Unemployment is expected to average 16.2% for 2014 as a whole, following a further increase in the second half. Moderate inflation in the second half should also offset the sharp decline in the first half, leaving HICP inflation close to zero for 2014 as a whole.
MODEST RECOVERY IN 2015
In 2015 and 2016, the economy is expected to gradually regain momentum, mainly driven by net export. Private consumption will remain subdued, reflecting weak wage growth and deleveraging from indebted borrowers. While the restoration of a sound and well-capitalised banking sector should gradually remove impediments to growth and allow for a gradual easing of the tight credit conditions, recovery is initially expected to remain largely credit-less and led by less leveraged sectors such as professional business services, and sectors with more solid turnover, such as tourism.
Supported by improved competitiveness and a gradual increase in global demand, export growth is expected to be relatively strong and to become the main driver of growth in 2015-2016. In line with the expected recovery, unemployment should gradually decline, while HICP inflation is forecast to increase modestly.
RUSSIA FACTOR A RISK
Risks are tilted to the downside, the EC autumn forecast said. On the domestic front, a more protracted period of tight credit conditions, as well as a deeper and more prolonged period of deleveraging, could weigh on domestic demand.
On the external front, sanctions against Russia could hurt growth to a larger extent than expected, both through the depreciation of the Russian rouble and through possible disruptions in the flow of tourists.
TAX COLLECTION TO IMPROVE
In 2014, the general government headline and primary balance are projected to improve sharply by about 2% of GDP, despite the on-going recession. Revenue is expected to increase compared to 2013, driven by consolidation measures particularly on social contributions and taxes on production and imports, high dividends from the Central Bank of Cyprus and improved tax collection. Together, these factors should more than offset the negative impact of slowing economic activity on the collection of taxes on income and wealth.
Total expenditure is expected to remain on a decreasing path, despite an adverse impact due to called government guarantees.

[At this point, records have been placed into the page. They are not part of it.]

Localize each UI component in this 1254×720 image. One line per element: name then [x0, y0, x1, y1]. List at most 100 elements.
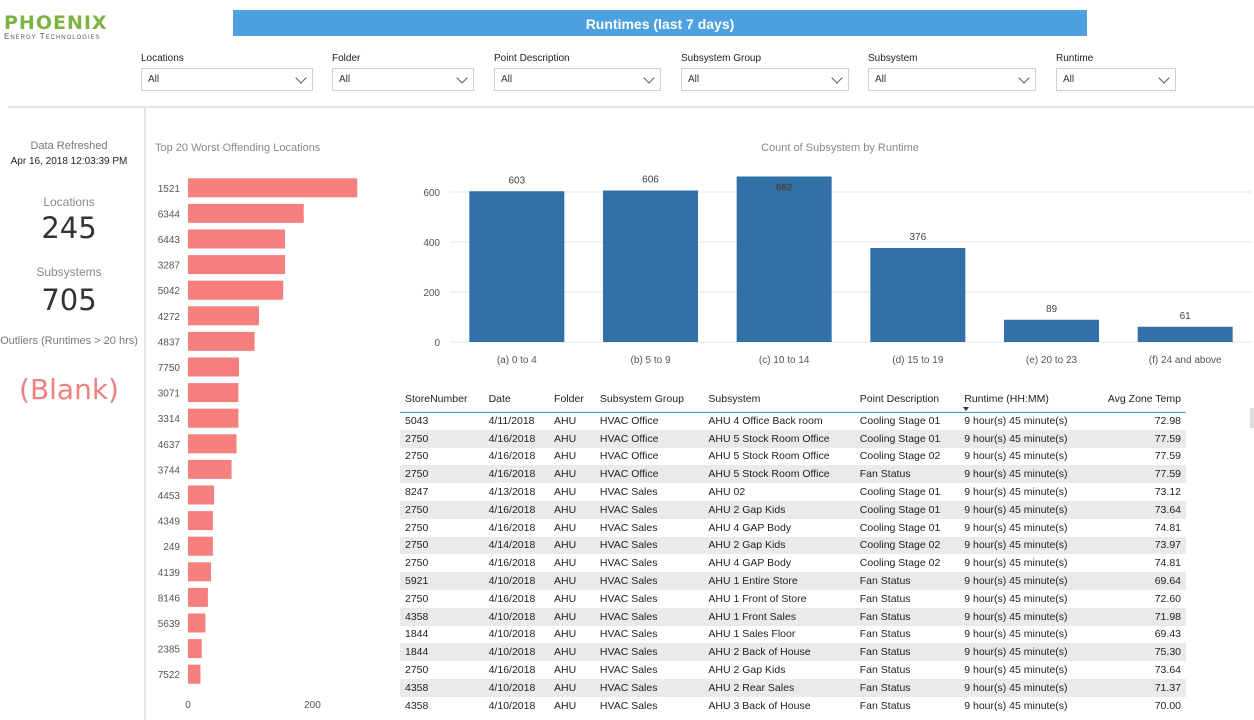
table-row[interactable]: 2750 4/16/2018 AHU HVAC Sales AHU 4 GAP Body…	[400, 554, 1186, 572]
runtime-bar[interactable]	[469, 191, 565, 342]
table-cell: Fan Status	[859, 664, 911, 677]
col-folder-header[interactable]: Folder	[549, 386, 595, 413]
col-avg-zone-temp-header[interactable]: Avg Zone Temp	[1089, 386, 1186, 413]
location-bar[interactable]	[188, 664, 201, 684]
table-cell: 9 hour(s) 45 minute(s)	[959, 465, 1090, 484]
table-cell: AHU	[554, 450, 577, 463]
table-row[interactable]: 8247 4/13/2018 AHU HVAC Sales AHU 02 Cooling …	[400, 483, 1186, 501]
table-cell: 9 hour(s) 45 minute(s)	[959, 429, 1090, 448]
location-bar[interactable]	[188, 587, 208, 607]
runtime-bar[interactable]	[736, 176, 832, 343]
table-cell: HVAC Sales	[594, 607, 704, 626]
table-cell: 1844	[405, 628, 429, 641]
location-bar[interactable]	[188, 280, 284, 300]
col-runtime-header[interactable]: Runtime (HH:MM)	[959, 386, 1090, 413]
table-cell: Cooling Stage 02	[859, 450, 941, 463]
col-date-header[interactable]: Date	[483, 386, 550, 413]
category-label: 4637	[158, 440, 181, 451]
table-row[interactable]: 1844 4/10/2018 AHU HVAC Sales AHU 2 Back of …	[400, 643, 1186, 662]
table-scrollbar[interactable]	[1250, 408, 1254, 428]
filter-subsystem: Subsystem All	[868, 52, 1036, 91]
location-bar[interactable]	[188, 357, 240, 377]
location-bar[interactable]	[188, 485, 215, 505]
table-cell: AHU	[554, 699, 577, 712]
dropdown-value: All	[688, 74, 700, 85]
table-row[interactable]: 2750 4/16/2018 AHU HVAC Office AHU 5 Stock R…	[400, 429, 1186, 448]
table-row[interactable]: 2750 4/16/2018 AHU HVAC Sales AHU 4 GAP Body…	[400, 519, 1186, 537]
table-row[interactable]: 4358 4/10/2018 AHU HVAC Sales AHU 1 Front Sa…	[400, 607, 1186, 626]
table-cell: HVAC Sales	[594, 643, 704, 662]
table-cell: 9 hour(s) 45 minute(s)	[964, 486, 1068, 499]
location-bar[interactable]	[188, 613, 206, 633]
runtime-bar[interactable]	[603, 190, 698, 343]
point-description-dropdown[interactable]: All	[494, 68, 661, 91]
runtime-bar[interactable]	[1004, 319, 1099, 342]
folder-dropdown[interactable]: All	[332, 68, 474, 91]
table-cell: 4358	[405, 699, 429, 712]
location-bar[interactable]	[188, 331, 255, 351]
col-subsystem-header[interactable]: Subsystem	[703, 386, 855, 413]
location-bar[interactable]	[188, 178, 358, 198]
location-bar[interactable]	[188, 434, 237, 454]
table-row[interactable]: 2750 4/16/2018 AHU HVAC Sales AHU 2 Gap Kids…	[400, 661, 1186, 679]
subsystem-dropdown[interactable]: All	[868, 68, 1036, 91]
table-row[interactable]: 1844 4/10/2018 AHU HVAC Sales AHU 1 Sales Fl…	[400, 626, 1186, 644]
locations-dropdown[interactable]: All	[141, 68, 313, 91]
table-row[interactable]: 2750 4/16/2018 AHU HVAC Office AHU 5 Stock R…	[400, 448, 1186, 466]
filter-folder: Folder All	[332, 52, 474, 91]
sort-descending-icon[interactable]	[963, 406, 970, 411]
location-bar[interactable]	[188, 255, 286, 275]
table-cell: 9 hour(s) 45 minute(s)	[964, 450, 1068, 463]
table-cell: HVAC Sales	[599, 486, 658, 499]
table-cell: 74.81	[1154, 557, 1181, 570]
location-bar[interactable]	[188, 562, 212, 582]
runtime-bar[interactable]	[870, 248, 966, 342]
category-label: 4837	[158, 337, 181, 348]
table-cell: 9 hour(s) 45 minute(s)	[959, 500, 1090, 519]
location-bar[interactable]	[188, 511, 213, 531]
table-cell: HVAC Office	[594, 465, 704, 484]
location-bar[interactable]	[188, 639, 202, 659]
y-tick-label: 200	[423, 288, 440, 299]
table-cell: 72.60	[1154, 592, 1181, 605]
location-bar[interactable]	[188, 459, 232, 479]
category-label: 5042	[158, 286, 181, 297]
col-store-number-header[interactable]: StoreNumber	[400, 386, 484, 413]
table-cell: AHU 2 Gap Kids	[703, 500, 855, 519]
table-cell: HVAC Sales	[599, 699, 658, 712]
table-row[interactable]: 5043 4/11/2018 AHU HVAC Office AHU 4 Office …	[400, 412, 1186, 430]
table-cell: AHU	[554, 557, 577, 570]
col-point-description-header[interactable]: Point Description	[854, 386, 960, 413]
dropdown-value: All	[875, 74, 887, 85]
table-row[interactable]: 2750 4/14/2018 AHU HVAC Sales AHU 2 Gap Kids…	[400, 536, 1186, 555]
table-row[interactable]: 4358 4/10/2018 AHU HVAC Sales AHU 2 Rear Sal…	[400, 678, 1186, 697]
table-cell: 4/16/2018	[488, 521, 536, 534]
location-bar[interactable]	[188, 306, 259, 326]
filter-label: Locations	[141, 53, 184, 64]
table-cell: HVAC Sales	[594, 572, 704, 590]
filter-label: Subsystem	[868, 53, 918, 64]
table-cell: HVAC Sales	[599, 592, 658, 605]
location-bar[interactable]	[188, 536, 213, 556]
chevron-down-icon	[1018, 72, 1030, 84]
runtime-dropdown[interactable]: All	[1056, 68, 1176, 91]
location-bar[interactable]	[188, 203, 304, 223]
table-row[interactable]: 5921 4/10/2018 AHU HVAC Sales AHU 1 Entire S…	[400, 572, 1186, 590]
table-cell: 2750	[400, 500, 484, 519]
table-cell: AHU	[549, 500, 595, 519]
table-row[interactable]: 2750 4/16/2018 AHU HVAC Sales AHU 1 Front of…	[400, 590, 1186, 608]
runtime-bar[interactable]	[1137, 326, 1233, 342]
category-label: 3744	[158, 465, 181, 476]
table-row[interactable]: 2750 4/16/2018 AHU HVAC Office AHU 5 Stock R…	[400, 465, 1186, 484]
table-cell: Cooling Stage 01	[859, 415, 941, 428]
location-bar[interactable]	[188, 229, 286, 249]
table-cell: 72.98	[1154, 415, 1181, 428]
location-bar[interactable]	[188, 408, 239, 428]
table-row[interactable]: 2750 4/16/2018 AHU HVAC Sales AHU 2 Gap Kids…	[400, 500, 1186, 519]
category-label: 4349	[158, 517, 181, 528]
subsystem-group-dropdown[interactable]: All	[681, 68, 849, 91]
table-cell: Fan Status	[854, 465, 960, 484]
col-subsystem-group-header[interactable]: Subsystem Group	[594, 386, 704, 413]
location-bar[interactable]	[188, 383, 239, 403]
table-row[interactable]: 4358 4/10/2018 AHU HVAC Sales AHU 3 Back of …	[400, 697, 1186, 715]
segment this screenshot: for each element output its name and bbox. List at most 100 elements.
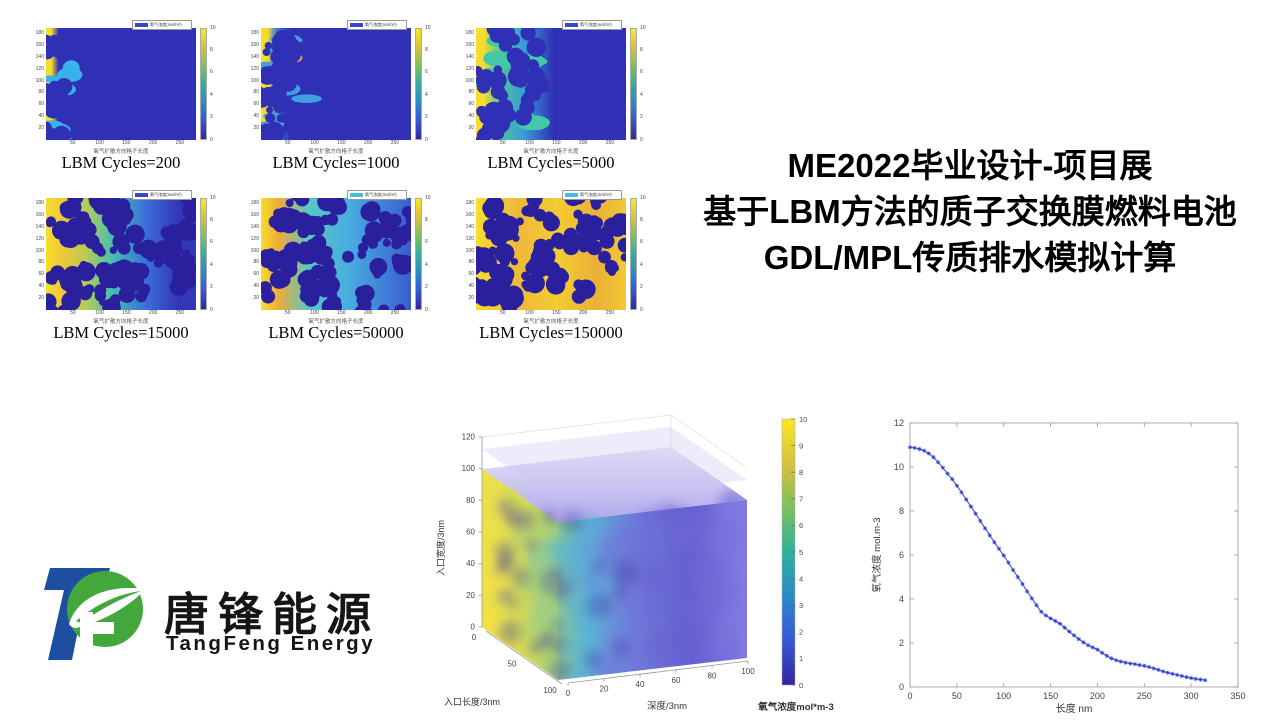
svg-text:20: 20: [600, 685, 609, 694]
svg-text:0: 0: [566, 689, 571, 698]
y-axis-tick: 20: [468, 294, 474, 301]
y-axis-tick: 100: [250, 247, 259, 254]
y-axis-tick: 20: [38, 294, 44, 301]
colorbar-tick: 6: [425, 239, 428, 246]
svg-text:200: 200: [1090, 691, 1105, 701]
svg-text:3: 3: [799, 601, 803, 610]
svg-text:150: 150: [1043, 691, 1058, 701]
x-axis-tick: 150: [552, 140, 561, 146]
colorbar-tick: 2: [425, 284, 428, 291]
legend-swatch-icon: [350, 22, 363, 28]
y-axis-tick: 180: [250, 200, 259, 207]
y-axis-tick: 80: [38, 89, 44, 96]
colorbar-tick: 10: [425, 194, 431, 201]
y-axis-tick: 40: [38, 112, 44, 119]
y-axis-tick: 160: [35, 42, 44, 49]
y-axis-tick: 20: [38, 124, 44, 131]
x-axis-tick: 250: [605, 140, 615, 146]
logo: 唐锋能源 TangFeng Energy: [40, 548, 420, 678]
y-axis-tick: 120: [465, 235, 474, 242]
heatmap-legend: 氧气浓度(mol/m³): [132, 20, 192, 30]
heatmap-colorbar: [630, 28, 637, 140]
colorbar-tick: 2: [425, 114, 428, 121]
y-axis-tick: 60: [468, 271, 474, 278]
colorbar-tick: 8: [640, 46, 643, 53]
x-axis-tick: 150: [337, 310, 346, 316]
heatmap-plot: [261, 198, 411, 310]
colorbar-tick: 8: [425, 46, 428, 53]
svg-text:60: 60: [672, 676, 681, 685]
heatmap-legend: 氧气浓度(mol/m³): [347, 190, 407, 200]
x-axis-tick: 50: [500, 310, 506, 316]
y-axis-tick: 100: [35, 77, 44, 84]
y-axis-tick: 100: [465, 77, 474, 84]
colorbar-tick: 4: [210, 91, 213, 98]
x-axis-tick: 250: [605, 310, 615, 316]
heatmap-colorbar: [415, 198, 422, 310]
x-axis-tick: 100: [525, 140, 534, 146]
svg-text:60: 60: [466, 528, 475, 537]
svg-text:0: 0: [907, 691, 912, 701]
colorbar-tick: 8: [425, 216, 428, 223]
legend-swatch-icon: [565, 22, 578, 28]
x-axis-label: 氧气扩散方向格子长度: [93, 149, 149, 155]
y-axis-tick: 100: [250, 77, 259, 84]
y-axis-tick: 40: [468, 282, 474, 289]
legend-swatch-icon: [565, 192, 578, 198]
y-axis-tick: 120: [465, 65, 474, 72]
colorbar-tick: 2: [210, 284, 213, 291]
x-axis-tick: 200: [363, 140, 373, 146]
colorbar-tick: 2: [640, 114, 643, 121]
y-axis-tick: 80: [468, 259, 474, 266]
svg-text:100: 100: [741, 667, 755, 676]
y-axis-tick: 120: [250, 235, 259, 242]
x-axis-tick: 150: [122, 310, 131, 316]
colorbar-tick: 0: [640, 136, 643, 143]
heatmap-cell: 氧气浓度(mol/m³) 20 40 60 80 100 120 140 160 180 0 2 4 6 8…: [245, 20, 460, 176]
svg-text:10: 10: [894, 462, 904, 472]
svg-text:0: 0: [472, 633, 477, 642]
y-axis-tick: 80: [468, 89, 474, 96]
x-axis-label: 氧气扩散方向格子长度: [523, 319, 579, 325]
svg-text:80: 80: [708, 671, 717, 680]
x-axis-tick: 100: [310, 310, 319, 316]
colorbar-tick: 10: [210, 194, 216, 201]
colorbar-tick: 8: [640, 216, 643, 223]
legend-label: 氧气浓度(mol/m³): [365, 22, 397, 28]
heatmap-plot: [476, 28, 626, 140]
svg-text:深度/3nm: 深度/3nm: [647, 700, 687, 712]
colorbar-tick: 0: [210, 136, 213, 143]
colorbar-tick: 4: [640, 261, 643, 268]
colorbar-tick: 4: [425, 261, 428, 268]
logo-en: TangFeng Energy: [166, 632, 376, 655]
logo-cn: 唐锋能源: [164, 589, 381, 640]
title-line-3: GDL/MPL传质排水模拟计算: [763, 239, 1177, 276]
svg-text:6: 6: [799, 521, 803, 530]
colorbar-tick: 4: [425, 91, 428, 98]
heatmap-colorbar: [200, 198, 207, 310]
y-axis-tick: 140: [35, 53, 44, 60]
x-axis-label: 氧气扩散方向格子长度: [523, 149, 579, 155]
y-axis-tick: 120: [250, 65, 259, 72]
svg-text:0: 0: [899, 682, 904, 692]
heatmap-legend: 氧气浓度(mol/m³): [562, 190, 622, 200]
svg-text:12: 12: [894, 418, 904, 428]
x-axis-tick: 50: [285, 140, 291, 146]
y-axis-tick: 40: [38, 282, 44, 289]
x-axis-tick: 50: [70, 310, 76, 316]
heatmap-plot: [476, 198, 626, 310]
x-axis-tick: 200: [148, 140, 158, 146]
x-axis-tick: 150: [552, 310, 561, 316]
y-axis-tick: 160: [250, 212, 259, 219]
x-axis-tick: 50: [70, 140, 76, 146]
heatmap-caption: LBM Cycles=5000: [487, 153, 615, 172]
y-axis-tick: 180: [250, 30, 259, 37]
svg-text:120: 120: [462, 433, 476, 442]
svg-text:4: 4: [899, 594, 904, 604]
colorbar-tick: 10: [425, 24, 431, 31]
svg-text:氧气浓度mol*m-3: 氧气浓度mol*m-3: [757, 701, 833, 713]
legend-label: 氧气浓度(mol/m³): [580, 22, 612, 28]
y-axis-tick: 40: [468, 112, 474, 119]
svg-text:9: 9: [799, 441, 803, 450]
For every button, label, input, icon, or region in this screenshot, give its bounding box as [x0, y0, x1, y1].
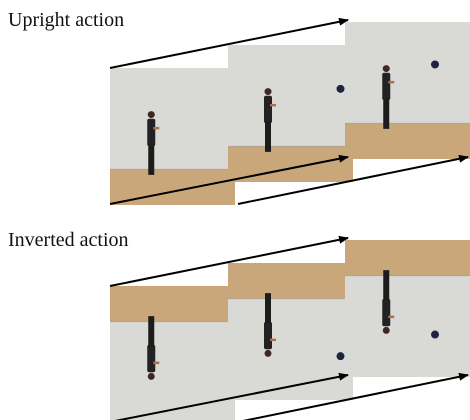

This largely reflects tight expenditure control, measures under Cyprus’ economic adjustment programme to reduce the public sector wage bill, and a moderation of early retirements in the public sector, which reduced the cost of lump-sum pension payments.
The general government deficit is expected to stabilise in 2015 and to decrease significantly in 2016.
The projections include dividend income from the Central Bank of Cyprus (CBC) expected to amount to about 0.6% of GDP in both 2015 and 2016, to be distributed in line with the CBC's duties under the Treaties and the ESCB and ECB Statute.
Cyprus' debt-to-GDP ratio is expected to peak in 2015 at about 115% and to decline afterwards, supported by the economic recovery and the fiscal performance. Compared to the previous forecast, the debt-to-GDP ratio is positively affected by the upward revision of nominal GDP by about 10% due to the transition to ESA2010 and other statistical benchmark revisions.